Over June 2008, tonnage fell 13.6%, which exceeded the year over year drop of 11%.



The ATA release warns:
"The sample includes an array of trucking companies, ranging from small fleets to multi-billion dollar carriers. When a company in the sample fails, we include its final month of operation and zero it out for the following month, with the assumption that the remaining carriers pick up that freight. As a result, it is close to a net wash and does not end up in a false increase. Nevertheless, some carriers are picking up freight from failures, and it may have boosted the index. Due to our correction mentioned above, however, it should be limited."
(h/t Barry Ritholtz at the Big Picture.)

14. HOME PRICE DECLINE SLOWING, CALIFORNIA FORECLOSURES DOUBLE NEW HOME SALES IN JUNE

Barry Ritholtz reports that home price declines are "slowly abating." Here is his graph:



Jake at Econopic picked up on the Big Picture's quote of the day of Mark M Hanson which notes that California foreclosures are more than double the national new home sales for June. His graph:



15. EPA MAY GIVE ALGAE BIG BOOST

Russell Gold at Environmental Capital notes that Blair Carter at the Renewable + Law Blog reports that "that the Environmental Protection Agency will count algae as an advanced biofuel under Renewable Fuel Standard rules being developed."
"Why do EPA’s steps towards including algae matter? Because when Congress created its mandate to blend advanced biofuel into the fuel pool, it created a big market for these fuels. By 2012, the law mandates that two billion gallons of these advanced biofuels be blended, a figure that rises by tenfold by 2022. It’s all in Section 202 of the Energy Independence and Security Act of 2007.
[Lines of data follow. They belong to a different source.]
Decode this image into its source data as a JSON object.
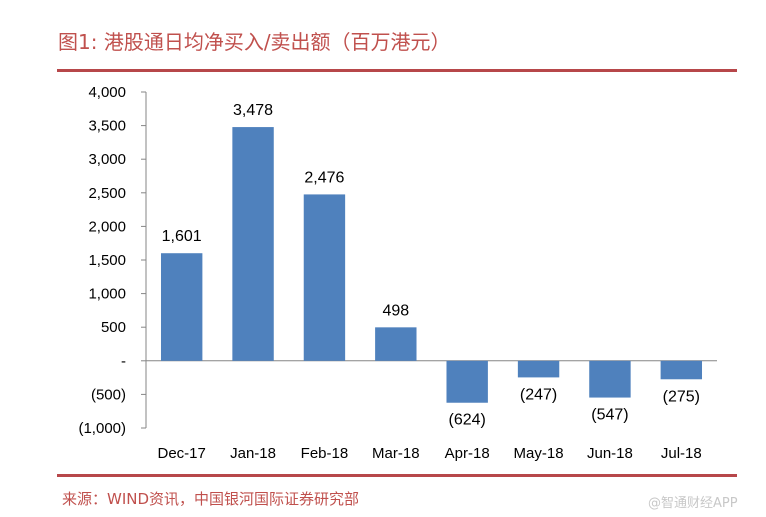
{
  "title": "图1: 港股通日均净买入/卖出额（百万港元）",
  "source": "来源：WIND资讯，中国银河国际证券研究部",
  "watermark": "@智通财经APP",
  "colors": {
    "bar": "#4f81bd",
    "accent": "#c0504d",
    "rule": "#b7474a"
  },
  "chart_data": {
    "type": "bar",
    "title": "图1: 港股通日均净买入/卖出额（百万港元）",
    "xlabel": "",
    "ylabel": "",
    "ylim": [
      -1000,
      4000
    ],
    "yticks": [
      4000,
      3500,
      3000,
      2500,
      2000,
      1500,
      1000,
      500,
      0,
      -500,
      -1000
    ],
    "ytick_labels": [
      "4,000",
      "3,500",
      "3,000",
      "2,500",
      "2,000",
      "1,500",
      "1,000",
      "500",
      "-",
      "(500)",
      "(1,000)"
    ],
    "grid": false,
    "legend": "none",
    "categories": [
      "Dec-17",
      "Jan-18",
      "Feb-18",
      "Mar-18",
      "Apr-18",
      "May-18",
      "Jun-18",
      "Jul-18"
    ],
    "values": [
      1601,
      3478,
      2476,
      498,
      -624,
      -247,
      -547,
      -275
    ],
    "value_labels": [
      "1,601",
      "3,478",
      "2,476",
      "498",
      "(624)",
      "(247)",
      "(547)",
      "(275)"
    ]
  }
}
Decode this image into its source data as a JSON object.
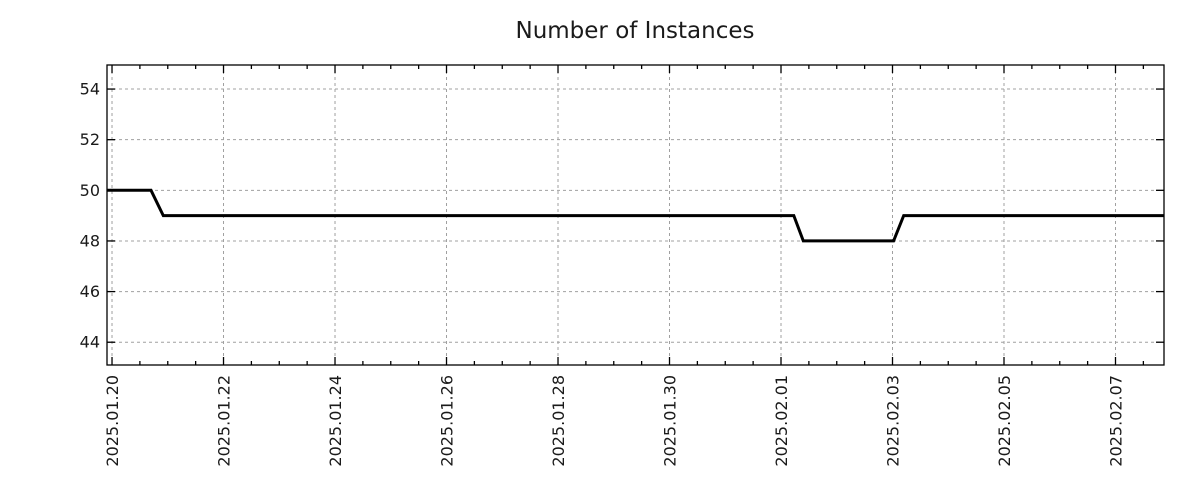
{
  "chart": {
    "title": "Number of Instances"
  },
  "colors": {
    "background": "#ffffff",
    "line": "#000000",
    "grid": "#a0a0a0",
    "axis": "#000000",
    "text": "#1a1a1a"
  },
  "chart_data": {
    "type": "line",
    "title": "Number of Instances",
    "xlabel": "",
    "ylabel": "",
    "legend": false,
    "grid": true,
    "x_axis": {
      "type": "time",
      "day_offsets_relative_to": "2025.01.20",
      "tick_labels": [
        "2025.01.20",
        "2025.01.22",
        "2025.01.24",
        "2025.01.26",
        "2025.01.28",
        "2025.01.30",
        "2025.02.01",
        "2025.02.03",
        "2025.02.05",
        "2025.02.07"
      ],
      "tick_days": [
        0,
        2,
        4,
        6,
        8,
        10,
        12,
        14,
        16,
        18
      ],
      "minor_tick_interval_days": 0.5,
      "range_days": [
        -0.09,
        18.87
      ],
      "tick_label_rotation_deg": 90
    },
    "y_axis": {
      "tick_values": [
        44,
        46,
        48,
        50,
        52,
        54
      ],
      "range": [
        43.1,
        54.95
      ]
    },
    "series": [
      {
        "name": "Number of Instances",
        "color": "#000000",
        "points_day_value": [
          [
            -0.09,
            50
          ],
          [
            0.7,
            50
          ],
          [
            0.92,
            49
          ],
          [
            12.23,
            49
          ],
          [
            12.4,
            48
          ],
          [
            14.02,
            48
          ],
          [
            14.2,
            49
          ],
          [
            18.87,
            49
          ]
        ]
      }
    ]
  }
}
... For algae to be included, the law says it needs to have no more than 50% of the 'lifecycle greenhouse gas emissions' of gasoline and diesel. This could be tricky, says David Woodburn, an alternative energy analyst with ThinkEquity. 'The hard part for me is understanding how the EPA plans to calculate the GHG emissions of algae fuels, based on the variety of feedstocks (sugar, CO2, other), processes (open ponds, photobioreactors), and algae varieties being explored--especially before November,' he says, noting when the rules are supposed to be finished."
Blair Carter's post can be found here.

16. TEXAS DROUGHT GETS WORSE

Tom Benning at the Wall Street Jounral reports on the drought in Texas.
"Nearly 80 of Texas' 254 counties are in 'extreme' or 'exceptional' drought, the worst possible levels on the US Department of Agriculture's index. Though other states are experiencing drought, no counties in the continental U.S. outside Texas currently register worse than 'severe.' In late April, the USDA designated 70 Texas counties as primary natural-disaster areas because of drought, above-normal temperatures and associated wildfires."